Este conocimiento, aunque aterra al hombre y le llena de desesperación, nos es sin embargo necesario para que, desnudos de nuestra propia justicia, privados de toda confianza en nuestras propias fuerzas, y desprovistos de cualquier esperanza de vida, aprendamos, comprendiendo nuestra pobreza, miseria e ignominia, a postramos ante el Señor, reconociendo nuestra iniquidad, impotencia y perdici6n, sepamos adscribirle toda la gloria por la santidad, el poder y la salvación.
7. COMO SOMOS ENCAMINADOS A LA SALVACION y A LA VIDA
Si este conocimiento de nosotros mismos, que nos muestra nuestra nada, ha penetrado verdaderamente en nuestros corazones, entonces nos será fácil el acceso al verdadero conocimiento de Dios. Este Dios ya nos ha abierto una especie de primera puerta en su Reino, al destruir estas dos nefandas pestes: la seguridad de que no nos ha de alcanzar su venganza, y la falsa confianza en nosotros mismos. Entonces comenzamos a levantar hacia el cielo aquellos ojos hasta ahora fijos y clavados en tierra, y suspiramos por el Señor los que sólo descansábamos en nosotros mismos.

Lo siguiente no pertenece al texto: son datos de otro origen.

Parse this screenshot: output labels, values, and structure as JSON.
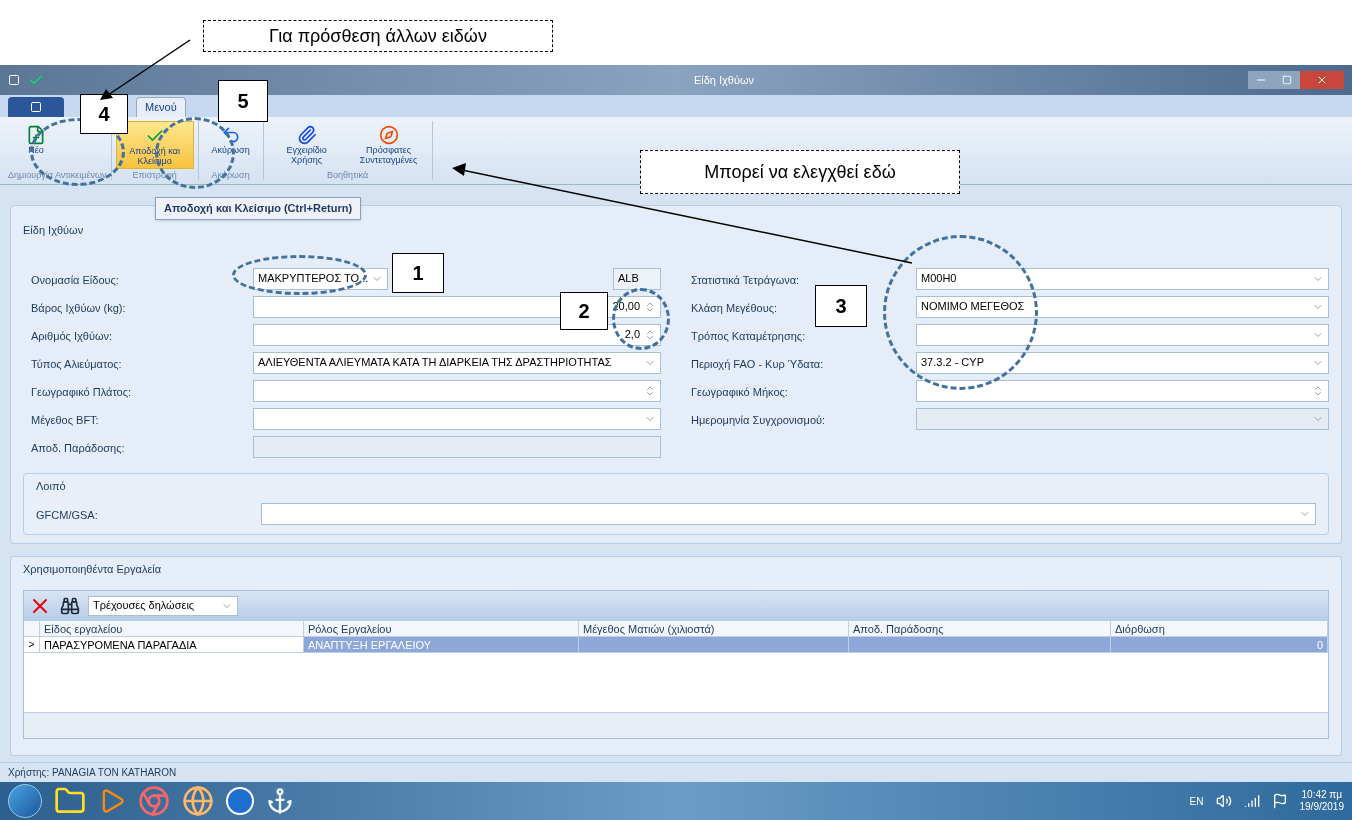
{
  "annotations": {
    "callouts": [
      {
        "text": "Για πρόσθεση άλλων ειδών"
      },
      {
        "text": "Μπορεί να ελεγχθεί εδώ"
      }
    ],
    "markers": [
      {
        "text": "4"
      },
      {
        "text": "5"
      },
      {
        "text": "1"
      },
      {
        "text": "2"
      },
      {
        "text": "3"
      }
    ]
  },
  "window": {
    "title": "Είδη Ιχθύων"
  },
  "tabs": [
    {
      "label": "Μενού",
      "selected": true
    }
  ],
  "ribbon": [
    {
      "group": "Δημιουργία Αντικειμένων",
      "buttons": [
        {
          "label": "Νέο",
          "hovered": false
        }
      ]
    },
    {
      "group": "Επιστροφή",
      "buttons": [
        {
          "label": "Αποδοχή και Κλείσιμο",
          "hovered": true
        }
      ]
    },
    {
      "group": "Ακύρωση",
      "buttons": [
        {
          "label": "Ακύρωση",
          "hovered": false
        }
      ]
    },
    {
      "group": "Βοηθητικά",
      "buttons": [
        {
          "label": "Εγχειρίδιο Χρήσης",
          "hovered": false
        },
        {
          "label": "Πρόσφατες Συντεταγμένες",
          "hovered": false
        }
      ]
    }
  ],
  "tooltip": "Αποδοχή και Κλείσιμο (Ctrl+Return)",
  "species_group": {
    "title": "Είδη Ιχθύων",
    "left_fields": [
      {
        "label": "Ονομασία Είδους:",
        "kind": "combo_short",
        "value": "ΜΑΚΡΥΠΤΕΡΟΣ ΤΟ...",
        "code": "ALB"
      },
      {
        "label": "Βάρος Ιχθύων (kg):",
        "kind": "spin",
        "value": "20,00"
      },
      {
        "label": "Αριθμός Ιχθύων:",
        "kind": "spin",
        "value": "2,0"
      },
      {
        "label": "Τύπος Αλιεύματος:",
        "kind": "combo",
        "value": "ΑΛΙΕΥΘΕΝΤΑ ΑΛΙΕΥΜΑΤΑ ΚΑΤΑ ΤΗ ΔΙΑΡΚΕΙΑ ΤΗΣ ΔΡΑΣΤΗΡΙΟΤΗΤΑΣ"
      },
      {
        "label": "Γεωγραφικό Πλάτος:",
        "kind": "spin"
      },
      {
        "label": "Μέγεθος BFT:",
        "kind": "combo"
      },
      {
        "label": "Αποδ. Παράδοσης:",
        "kind": "readonly"
      }
    ],
    "right_fields": [
      {
        "label": "Στατιστικά Τετράγωνα:",
        "kind": "combo",
        "value": "M00H0"
      },
      {
        "label": "Κλάση Μεγέθους:",
        "kind": "combo",
        "value": "ΝΟΜΙΜΟ ΜΕΓΕΘΟΣ"
      },
      {
        "label": "Τρόπος Καταμέτρησης:",
        "kind": "combo"
      },
      {
        "label": "Περιοχή FAO - Κυρ Ύδατα:",
        "kind": "combo",
        "value": "37.3.2 - CYP"
      },
      {
        "label": "Γεωγραφικό Μήκος:",
        "kind": "spin"
      },
      {
        "label": "Ημερομηνία Συγχρονισμού:",
        "kind": "readonly_combo"
      }
    ]
  },
  "other_group": {
    "title": "Λοιπό",
    "fields": [
      {
        "label": "GFCM/GSA:",
        "kind": "combo"
      }
    ]
  },
  "tools_group": {
    "title": "Χρησιμοποιηθέντα Εργαλεία",
    "filter": "Τρέχουσες δηλώσεις",
    "columns": [
      "Είδος εργαλείου",
      "Ρόλος Εργαλείου",
      "Μέγεθος Ματιών (χιλιοστά)",
      "Αποδ. Παράδοσης",
      "Διόρθωση"
    ],
    "rows": [
      {
        "marker": ">",
        "cells": [
          "ΠΑΡΑΣΥΡΟΜΕΝΑ ΠΑΡΑΓΑΔΙΑ",
          "ΑΝΑΠΤΥΞΗ ΕΡΓΑΛΕΙΟΥ",
          "",
          "",
          "0"
        ],
        "selected": true
      }
    ]
  },
  "status_bar": "Χρήστης: PANAGIA TON KATHARON",
  "taskbar": {
    "language": "EN",
    "time": "10:42 πμ",
    "date": "19/9/2019"
  }
}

Y por otra parte este Padre misericordioso, aun cuando nuestra iniquidad merece un trato bien distinto, se revela entonces voluntariamente a nosotros según su bondad inenarrable, cuando precisamente estamos tan afligidos y aterrorizados. Y por los medios que conoce son útiles a nuestra debilidad, nos llama del error al recto camino, de la muerte a la vida, de la ruina a la salvación, del reino del diablo a su propio reino. Para todos aquellos a quienes se digna conceder de nuevo la herencia de la vida celestial, establece el Señor como primera etapa que se sientan entristecidos en sus conciencias, cargados con el peso de sus pecados y estimulados a permanecer en su temor; y por eso nos propone, para comenzar, su Ley, la cual nos ejercita en este conocimiento.